Silvergate Bank, the La Jolla based bank that made a name for itself by specializing in providing banking services to the crypto industry, has recently come under scrutiny for using a (quasi) federal lending program, designed to make mortgages more affordable, to meet the storm of withdrawals that occurred shortly after FTX collapsed. Silvergate customers withdrew $8.1 billion in the fourth quarter of 2022, roughly 70% of Silvergate’s deposits. Silvergate was able to meet the outflow, in part, by securing $4.3 billion in loans from the Federal Home Loan Bank (FHLB) of San Francisco. Silvergate posted an almost billion dollar loss for the fourth quarter of 2022.

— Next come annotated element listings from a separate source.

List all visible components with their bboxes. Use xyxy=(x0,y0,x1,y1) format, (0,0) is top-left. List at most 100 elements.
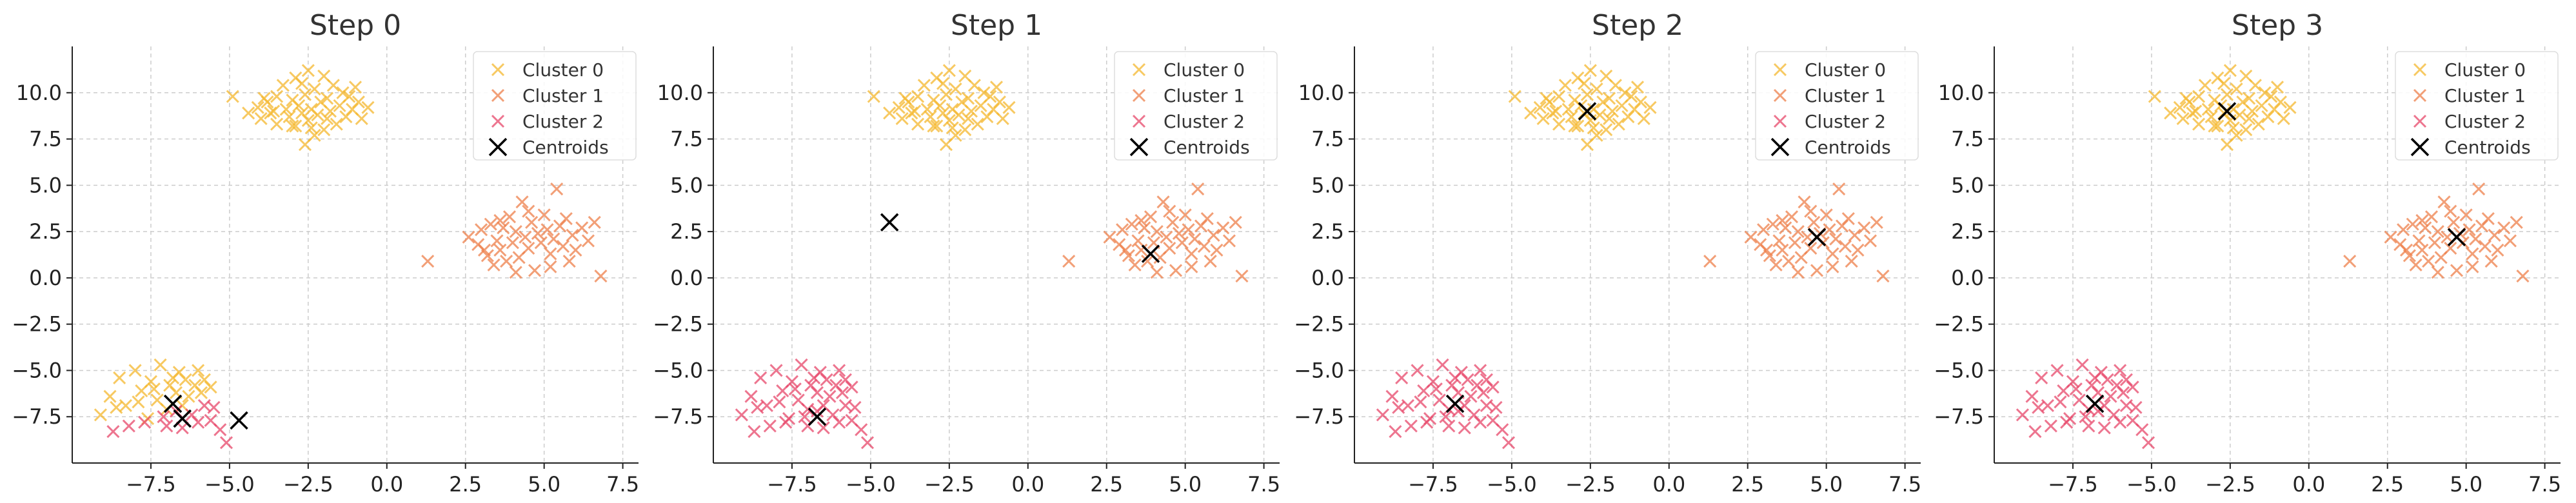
data-point xyxy=(1757,223,1770,237)
y-tick-label: 10.0 xyxy=(1938,81,1984,105)
data-point xyxy=(2484,254,2498,268)
data-point xyxy=(2211,119,2224,133)
data-point xyxy=(1810,264,1824,277)
y-tick-label: 2.5 xyxy=(1951,219,1984,244)
data-point xyxy=(1552,117,1566,131)
data-point xyxy=(311,108,324,122)
data-point xyxy=(493,213,507,227)
data-point xyxy=(2088,371,2102,384)
data-point xyxy=(1131,234,1145,248)
legend-label: Cluster 0 xyxy=(2444,59,2526,81)
data-point xyxy=(515,195,529,209)
data-point xyxy=(132,395,145,409)
series-cluster-1 xyxy=(1062,182,1249,283)
data-point xyxy=(2258,86,2272,99)
data-point xyxy=(566,228,579,242)
data-point xyxy=(2126,380,2139,394)
data-point xyxy=(1185,247,1198,261)
data-point xyxy=(2510,215,2523,229)
y-tick-label: 5.0 xyxy=(670,173,703,197)
data-point xyxy=(361,101,375,114)
data-point xyxy=(2491,243,2504,257)
data-point xyxy=(257,92,271,105)
data-point xyxy=(497,221,510,235)
data-point xyxy=(807,371,821,384)
legend-marker xyxy=(2413,88,2427,103)
legend-label: Centroids xyxy=(522,137,609,158)
data-point xyxy=(556,240,570,253)
legend-marker xyxy=(491,63,505,77)
data-point xyxy=(286,119,299,133)
data-point xyxy=(1188,232,1202,246)
data-point xyxy=(2419,221,2432,235)
data-point xyxy=(817,421,830,435)
data-point xyxy=(1395,371,1409,384)
y-tick-label: 7.5 xyxy=(1951,127,1984,152)
legend-marker xyxy=(491,88,505,103)
data-point xyxy=(754,371,768,384)
y-tick-label: 0.0 xyxy=(29,266,62,290)
data-point xyxy=(182,390,195,403)
legend-label: Centroids xyxy=(2444,137,2531,158)
data-point xyxy=(493,243,507,257)
data-point xyxy=(996,112,1009,126)
legend-marker xyxy=(2410,137,2430,157)
data-point xyxy=(122,419,135,433)
data-point xyxy=(462,230,475,244)
data-point xyxy=(1439,410,1452,424)
data-point xyxy=(1474,415,1487,429)
data-point xyxy=(544,260,557,273)
data-point xyxy=(194,386,208,399)
data-point xyxy=(967,79,981,92)
y-tick-label: 10.0 xyxy=(1298,81,1344,105)
data-point xyxy=(2384,230,2397,244)
centroids-group xyxy=(807,213,1160,426)
data-point xyxy=(2189,104,2203,118)
data-point xyxy=(1536,112,1550,126)
data-point xyxy=(2444,241,2457,255)
data-point xyxy=(1169,264,1183,277)
data-point xyxy=(2239,123,2253,137)
data-point xyxy=(540,223,554,237)
centroid-marker xyxy=(807,407,827,426)
data-point xyxy=(1486,380,1500,394)
centroid-marker xyxy=(1445,394,1465,413)
data-point xyxy=(1207,228,1220,242)
x-tick-label: 7.5 xyxy=(1247,472,1280,497)
data-point xyxy=(1568,119,1581,133)
data-point xyxy=(993,95,1006,109)
data-point xyxy=(1583,64,1597,77)
data-point xyxy=(2503,234,2517,248)
data-point xyxy=(484,217,497,231)
data-point xyxy=(2397,223,2410,237)
panel-title: Step 3 xyxy=(2232,9,2323,42)
series-cluster-0 xyxy=(2148,64,2297,152)
data-point xyxy=(1376,408,1389,422)
series-cluster-0 xyxy=(94,358,217,426)
series-cluster-1 xyxy=(421,182,608,283)
data-point xyxy=(1779,221,1792,235)
data-point xyxy=(1229,215,1242,229)
data-point xyxy=(559,212,573,226)
data-point xyxy=(2091,404,2105,418)
data-point xyxy=(2114,364,2127,377)
legend: Cluster 0 Cluster 1 Cluster 2 Centroids xyxy=(1114,51,1278,161)
data-point xyxy=(917,79,931,92)
centroid-marker xyxy=(2217,102,2237,121)
legend: Cluster 0 Cluster 1 Cluster 2 Centroids xyxy=(473,51,637,161)
data-point xyxy=(2406,217,2419,231)
data-point xyxy=(1150,225,1164,239)
data-point xyxy=(845,380,858,394)
data-point xyxy=(94,408,107,422)
data-point xyxy=(421,254,435,268)
data-point xyxy=(2444,204,2457,218)
x-tick-label: 5.0 xyxy=(2450,472,2482,497)
x-tick-label: −2.5 xyxy=(283,472,333,497)
y-tick-label: −5.0 xyxy=(653,358,703,382)
data-point xyxy=(1210,243,1224,257)
x-tick-label: −5.0 xyxy=(204,472,255,497)
legend-label: Centroids xyxy=(1164,137,1250,158)
data-point xyxy=(490,234,504,248)
data-point xyxy=(276,79,290,92)
data-point xyxy=(942,113,956,127)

The FHLB system was created under Herbert Hoover in 1932 with the primary goal of making homeownership more affordable for the average American. One method for achieving this goal was to create FHLBs and allow them to provide secured loans (so called “advances”) to their member banks (which includes Silvergate) so member banks could create mortgages at lower rates. While long-term advances by the FHLBs are generally restricted to funding residential housing financing, short-term advances have no such restrictions. This permitted Silvergate to secure funds from the FHLB to satisfy the frenzy of withdrawals it experienced during the 4th quarter. While FHLBs are privately capitalized, they enjoy a special statutory lien priority which can place them ahead of other parties, including the FDIC, in bankruptcy proceedings. Thus, if Silvergate were to join the spate of major crypto industry entities that filed bankruptcy recently, it could leave the FDIC holding the (empty) bag, responsible for paying out deposit insurance on Silvergate’s FDIC insured accounts while the FHLB is first in line for any assets remaining.
LEGAL TOKENS
The crypto industry has largely been believed to be siloed off from more traditional financial arenas. Some federal regulators seem keen on keeping it that way. Earlier this month federal banking regulators warned banks of the risks associated with dealing in crypto-assets and crypto-asset participants. The advances Silvergate received from the FHLB are a clear indication that the lines are blurring and crypto is bleeding into traditional financial channels. Given that and the current climate surrounding the crypto industry, it seems likely that federal law makers and regulators will be further emboldened to pursue more extensive oversight and regulation of the industry.